Understanding Immune Variation Through Computational Multi-Omic Approaches

Reductionist approaches to understanding immune activity have relied on fundamental laboratory studies under controlled and isolated conditions. Genetic manipulations and specific perturbations of immune cells in mice have identified the major players and mechanisms for many immune system processes. In an effort to understand the interacting components of the immune system (cytokines, immune cells, microbes), I have adopted a systems immunology approach by simultaneously assessing a variety of immunological parameters as well as environmental and genetic factors that drive immune activation. However, while the density of immune profiling datasets is increasing, the computational tools and resources to assess immune activity are limited and remain underdeveloped. To address this, we have conducted several investigations in multi-omic immune profiling in order to better understand immune variation. This includes deciphering myeloid cell transcriptional signatures following cytokine stimulation and using these signatures to classify M. tuberculosis disease states and predict survival in primary glioma patients. We have also investigated environmental and genetic contributors to immune variation in laboratory mice which were temporarily released in a semi-natural outdoor enclosure. Recently, we extended our findings in humans by studying a cohort of 1,000 healthy adults through several multi-omic profiling assays to assess variation in human immune responses.
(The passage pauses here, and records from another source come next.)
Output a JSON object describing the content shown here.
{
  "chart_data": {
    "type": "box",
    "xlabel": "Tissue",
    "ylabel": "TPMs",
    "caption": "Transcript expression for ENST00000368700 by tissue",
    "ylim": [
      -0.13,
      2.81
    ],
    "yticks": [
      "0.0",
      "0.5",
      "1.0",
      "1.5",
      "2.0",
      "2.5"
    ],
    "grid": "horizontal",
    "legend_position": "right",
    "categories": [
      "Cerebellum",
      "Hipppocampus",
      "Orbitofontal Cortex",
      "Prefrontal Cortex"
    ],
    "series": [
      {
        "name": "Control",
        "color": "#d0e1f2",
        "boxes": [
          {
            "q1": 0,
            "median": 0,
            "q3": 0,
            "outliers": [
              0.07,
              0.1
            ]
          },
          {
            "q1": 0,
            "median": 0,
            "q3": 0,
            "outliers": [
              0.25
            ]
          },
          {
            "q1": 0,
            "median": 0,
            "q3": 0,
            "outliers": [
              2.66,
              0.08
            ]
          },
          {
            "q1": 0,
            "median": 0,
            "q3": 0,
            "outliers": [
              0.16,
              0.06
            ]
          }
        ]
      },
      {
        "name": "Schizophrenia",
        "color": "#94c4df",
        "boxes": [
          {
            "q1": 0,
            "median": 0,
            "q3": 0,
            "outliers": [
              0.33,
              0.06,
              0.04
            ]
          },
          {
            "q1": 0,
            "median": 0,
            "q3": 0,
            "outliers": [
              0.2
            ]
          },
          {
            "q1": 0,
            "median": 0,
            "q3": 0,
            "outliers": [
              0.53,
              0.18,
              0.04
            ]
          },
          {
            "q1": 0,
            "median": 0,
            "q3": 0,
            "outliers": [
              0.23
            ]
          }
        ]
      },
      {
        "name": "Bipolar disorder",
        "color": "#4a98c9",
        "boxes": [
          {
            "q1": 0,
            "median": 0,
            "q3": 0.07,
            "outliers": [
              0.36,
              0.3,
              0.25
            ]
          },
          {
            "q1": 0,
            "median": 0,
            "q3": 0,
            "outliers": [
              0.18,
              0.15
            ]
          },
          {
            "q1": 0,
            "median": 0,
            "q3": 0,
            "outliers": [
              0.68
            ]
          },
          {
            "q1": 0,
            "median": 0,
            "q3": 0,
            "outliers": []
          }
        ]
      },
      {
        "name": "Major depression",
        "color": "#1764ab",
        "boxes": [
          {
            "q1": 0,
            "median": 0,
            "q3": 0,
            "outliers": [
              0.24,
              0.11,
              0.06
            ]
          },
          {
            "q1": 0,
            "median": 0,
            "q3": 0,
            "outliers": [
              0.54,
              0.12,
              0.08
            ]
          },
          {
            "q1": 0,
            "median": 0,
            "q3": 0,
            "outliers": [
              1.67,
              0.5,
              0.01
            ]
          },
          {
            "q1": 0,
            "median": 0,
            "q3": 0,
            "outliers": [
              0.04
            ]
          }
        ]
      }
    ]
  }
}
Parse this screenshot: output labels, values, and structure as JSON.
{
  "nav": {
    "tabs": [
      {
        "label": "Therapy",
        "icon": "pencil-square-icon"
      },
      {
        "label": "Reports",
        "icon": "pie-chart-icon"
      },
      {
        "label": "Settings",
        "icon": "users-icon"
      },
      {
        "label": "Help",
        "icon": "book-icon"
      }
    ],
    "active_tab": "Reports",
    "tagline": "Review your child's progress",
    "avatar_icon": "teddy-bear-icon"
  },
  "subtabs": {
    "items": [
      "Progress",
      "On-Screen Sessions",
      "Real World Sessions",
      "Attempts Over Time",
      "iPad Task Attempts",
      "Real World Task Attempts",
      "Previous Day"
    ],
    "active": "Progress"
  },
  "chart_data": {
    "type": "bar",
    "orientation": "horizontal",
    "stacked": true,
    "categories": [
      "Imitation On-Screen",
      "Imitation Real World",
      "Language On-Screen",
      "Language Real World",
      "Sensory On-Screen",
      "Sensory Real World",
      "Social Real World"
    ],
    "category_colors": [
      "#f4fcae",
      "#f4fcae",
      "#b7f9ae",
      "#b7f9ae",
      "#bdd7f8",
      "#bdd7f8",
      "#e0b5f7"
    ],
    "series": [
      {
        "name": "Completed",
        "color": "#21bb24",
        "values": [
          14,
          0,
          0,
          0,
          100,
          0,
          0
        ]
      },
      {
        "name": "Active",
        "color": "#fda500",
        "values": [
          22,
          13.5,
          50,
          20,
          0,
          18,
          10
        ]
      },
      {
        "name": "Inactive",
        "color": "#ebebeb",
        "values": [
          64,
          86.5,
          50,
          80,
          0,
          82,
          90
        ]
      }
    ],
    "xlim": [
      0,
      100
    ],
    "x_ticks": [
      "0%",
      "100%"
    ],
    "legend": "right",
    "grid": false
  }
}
Additionally, in the context of disease we employed single cell transcriptional profiling to characterize immune cell phenotypes in ulcerative colitis subsets. Finally, we harnessed a novel multi-modal single cell sequencing platform, ECCITE-seq, to describe human immune responses to SARS-CoV-2 infection and vaccination through simultaneous transcriptional profiling, CITE-seq protein quantification and B and T cell receptor sequencing. Through the investigations described here we aim to better understand the interacting components of immune activation through systems immunology and quantitative approaches. The goal of this thesis is to identify the sources and drivers of variation in the immune response and ultimately predict outcomes or treatment.